Observe mais atentamente a seção que apresenta a sumarização das covariáveis do dataset inicial (All Data). Pertenceram ao sexo masculino 56,34% dos indivíduos que evoluíram para óbito (desfecho) e 52,21% dos indivíduos que evoluíram para cura. Os grupos (óbito X cura) apresentaram uma diferença média de 8,3% na proporção do sexo masculino.

Veja agora a mesma covariável na seção com os dados pareados (Matched Data). Temos uma manutenção na proporção de indivíduos do sexo masculino no grupo que evoluiu para óbito, porém, o grupo controle (cura) foi composto por uma proporção maior de indivíduos do sexo masculino, agora com 54,50%. Isso reduziu a diferença média para 3,7% na proporção do sexo masculino, deixando o grupo pareado um pouco mais homogêneo para esta característica. A título de exercício repita essa análise, mas agora para a covariável idade.

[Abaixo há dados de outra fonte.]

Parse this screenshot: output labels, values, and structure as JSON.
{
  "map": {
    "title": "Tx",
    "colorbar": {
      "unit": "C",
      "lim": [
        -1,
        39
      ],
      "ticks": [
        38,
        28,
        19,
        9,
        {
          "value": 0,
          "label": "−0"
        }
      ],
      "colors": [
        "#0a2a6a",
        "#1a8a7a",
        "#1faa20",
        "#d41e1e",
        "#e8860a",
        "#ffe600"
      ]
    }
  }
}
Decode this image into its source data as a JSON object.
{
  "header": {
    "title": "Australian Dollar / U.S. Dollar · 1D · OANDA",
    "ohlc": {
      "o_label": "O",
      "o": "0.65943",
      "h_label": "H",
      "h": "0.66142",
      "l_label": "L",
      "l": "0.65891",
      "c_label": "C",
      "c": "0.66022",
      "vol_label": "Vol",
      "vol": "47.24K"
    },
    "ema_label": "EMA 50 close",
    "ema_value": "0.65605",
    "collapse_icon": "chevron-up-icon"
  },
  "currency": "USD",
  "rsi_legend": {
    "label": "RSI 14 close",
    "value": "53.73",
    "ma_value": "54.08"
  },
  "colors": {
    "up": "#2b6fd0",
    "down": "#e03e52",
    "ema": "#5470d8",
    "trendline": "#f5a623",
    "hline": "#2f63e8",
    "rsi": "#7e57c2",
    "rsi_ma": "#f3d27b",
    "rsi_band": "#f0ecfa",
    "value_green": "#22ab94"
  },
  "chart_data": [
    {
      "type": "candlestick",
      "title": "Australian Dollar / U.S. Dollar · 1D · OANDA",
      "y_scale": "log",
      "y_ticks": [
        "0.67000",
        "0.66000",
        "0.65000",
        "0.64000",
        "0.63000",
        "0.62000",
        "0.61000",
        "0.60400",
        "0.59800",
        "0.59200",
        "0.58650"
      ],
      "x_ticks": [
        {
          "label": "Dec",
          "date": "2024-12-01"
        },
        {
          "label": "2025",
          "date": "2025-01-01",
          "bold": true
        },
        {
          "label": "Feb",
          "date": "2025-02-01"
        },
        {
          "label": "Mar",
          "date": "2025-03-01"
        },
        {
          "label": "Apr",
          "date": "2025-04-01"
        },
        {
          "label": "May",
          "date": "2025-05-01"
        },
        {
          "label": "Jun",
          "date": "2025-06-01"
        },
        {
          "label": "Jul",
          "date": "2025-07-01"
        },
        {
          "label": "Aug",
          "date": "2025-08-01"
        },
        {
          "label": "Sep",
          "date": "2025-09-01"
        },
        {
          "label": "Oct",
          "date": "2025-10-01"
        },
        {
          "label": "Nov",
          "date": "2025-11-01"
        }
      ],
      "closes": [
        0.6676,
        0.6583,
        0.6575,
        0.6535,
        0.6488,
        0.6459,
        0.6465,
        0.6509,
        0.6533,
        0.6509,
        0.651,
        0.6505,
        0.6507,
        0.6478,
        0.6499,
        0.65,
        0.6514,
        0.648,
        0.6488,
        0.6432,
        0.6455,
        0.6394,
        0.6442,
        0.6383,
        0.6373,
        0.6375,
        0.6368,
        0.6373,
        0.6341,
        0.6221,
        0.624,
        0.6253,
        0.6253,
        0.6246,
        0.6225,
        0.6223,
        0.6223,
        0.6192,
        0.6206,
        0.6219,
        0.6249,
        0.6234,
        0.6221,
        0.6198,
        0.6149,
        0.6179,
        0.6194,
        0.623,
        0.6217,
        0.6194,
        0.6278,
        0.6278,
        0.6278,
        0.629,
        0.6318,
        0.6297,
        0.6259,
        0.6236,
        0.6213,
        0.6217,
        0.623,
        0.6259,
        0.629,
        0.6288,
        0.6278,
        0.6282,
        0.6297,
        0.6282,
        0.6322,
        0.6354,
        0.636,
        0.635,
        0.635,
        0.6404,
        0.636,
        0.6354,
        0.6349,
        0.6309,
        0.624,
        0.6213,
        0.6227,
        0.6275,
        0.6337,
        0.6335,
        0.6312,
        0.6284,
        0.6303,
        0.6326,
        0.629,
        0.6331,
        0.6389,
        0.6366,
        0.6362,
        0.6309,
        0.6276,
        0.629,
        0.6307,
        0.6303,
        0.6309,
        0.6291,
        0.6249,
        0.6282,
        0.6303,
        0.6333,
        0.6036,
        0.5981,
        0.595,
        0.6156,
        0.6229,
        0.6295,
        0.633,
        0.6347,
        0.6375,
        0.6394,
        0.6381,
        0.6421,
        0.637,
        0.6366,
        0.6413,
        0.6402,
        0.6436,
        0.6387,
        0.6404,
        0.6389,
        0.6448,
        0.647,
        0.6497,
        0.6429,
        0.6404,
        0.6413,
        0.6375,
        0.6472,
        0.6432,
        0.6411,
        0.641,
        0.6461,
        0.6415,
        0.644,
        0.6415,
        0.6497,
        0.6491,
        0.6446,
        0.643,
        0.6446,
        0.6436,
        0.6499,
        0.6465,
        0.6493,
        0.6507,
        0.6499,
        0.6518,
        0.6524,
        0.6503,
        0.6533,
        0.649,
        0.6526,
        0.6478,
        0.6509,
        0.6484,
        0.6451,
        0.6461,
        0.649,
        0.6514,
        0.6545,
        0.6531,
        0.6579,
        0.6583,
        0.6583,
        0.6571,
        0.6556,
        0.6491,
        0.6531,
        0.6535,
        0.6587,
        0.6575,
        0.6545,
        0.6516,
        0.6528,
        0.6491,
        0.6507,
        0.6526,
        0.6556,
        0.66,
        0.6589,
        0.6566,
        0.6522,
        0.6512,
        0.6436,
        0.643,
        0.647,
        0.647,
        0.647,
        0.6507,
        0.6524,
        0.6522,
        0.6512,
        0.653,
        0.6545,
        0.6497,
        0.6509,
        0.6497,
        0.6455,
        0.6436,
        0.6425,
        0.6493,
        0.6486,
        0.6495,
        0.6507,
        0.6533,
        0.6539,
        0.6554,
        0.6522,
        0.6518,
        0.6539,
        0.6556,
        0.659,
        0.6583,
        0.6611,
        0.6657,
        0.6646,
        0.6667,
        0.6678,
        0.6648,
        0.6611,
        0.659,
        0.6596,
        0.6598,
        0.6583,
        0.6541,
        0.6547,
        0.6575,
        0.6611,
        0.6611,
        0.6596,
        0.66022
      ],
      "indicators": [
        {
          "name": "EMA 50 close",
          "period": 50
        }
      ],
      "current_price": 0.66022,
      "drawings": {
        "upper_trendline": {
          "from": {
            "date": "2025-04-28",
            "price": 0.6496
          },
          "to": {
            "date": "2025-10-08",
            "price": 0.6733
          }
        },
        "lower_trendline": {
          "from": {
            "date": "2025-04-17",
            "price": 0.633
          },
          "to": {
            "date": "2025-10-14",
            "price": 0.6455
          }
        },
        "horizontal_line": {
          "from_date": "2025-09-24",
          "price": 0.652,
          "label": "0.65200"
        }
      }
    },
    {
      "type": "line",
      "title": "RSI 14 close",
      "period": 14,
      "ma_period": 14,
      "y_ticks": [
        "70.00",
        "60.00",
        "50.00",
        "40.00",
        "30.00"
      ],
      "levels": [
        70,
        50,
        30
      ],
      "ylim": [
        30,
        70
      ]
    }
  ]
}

Na última seção descobrimos que o algoritmo fez o pareamento de 1:1, ou seja, reuniu um indivíduo que evoluiu para cura com características semelhantes de sexo e idade que um indivíduo que evoluiu para óbito, mas para isso precisou remover os não pareados do dataset.

Agora, aplicaremos uma função para produzir um novo dataset apenas com os indivíduos pareados por estas características.

pareado <- match.data(match)

Chegamos a um dataset com 236875 composto de casos pareados confirmados de SRAG por COVID-19 em indivíduos de 18 anos ou mais hospitalizados no ano de 2020 e agora podemos modelar um regressão logística binária para identificar quais comorbidades aumentaram o risco de óbito.

labelled::var_label(pareado) <- list(CARDIOPATI = "Doença cardiovascular", 
                                     DISPNEIA =  "Dispneia", 
                                     HEMATOLOGI = "Doença Hematológica", 
                                     HEPATICA =  "Doença Hepática", 
                                     ASMA =  "Asma", 
                                     DIABETES =  "Diabetes", 
                                     PNEUMOPATI =  "Pneumopatia", 
                                     IMUNODEPRE =  "Imunodepressão", 
                                     RENAL =  "Doença renal crônica", 
                                     OBESIDADE = "Obesidade")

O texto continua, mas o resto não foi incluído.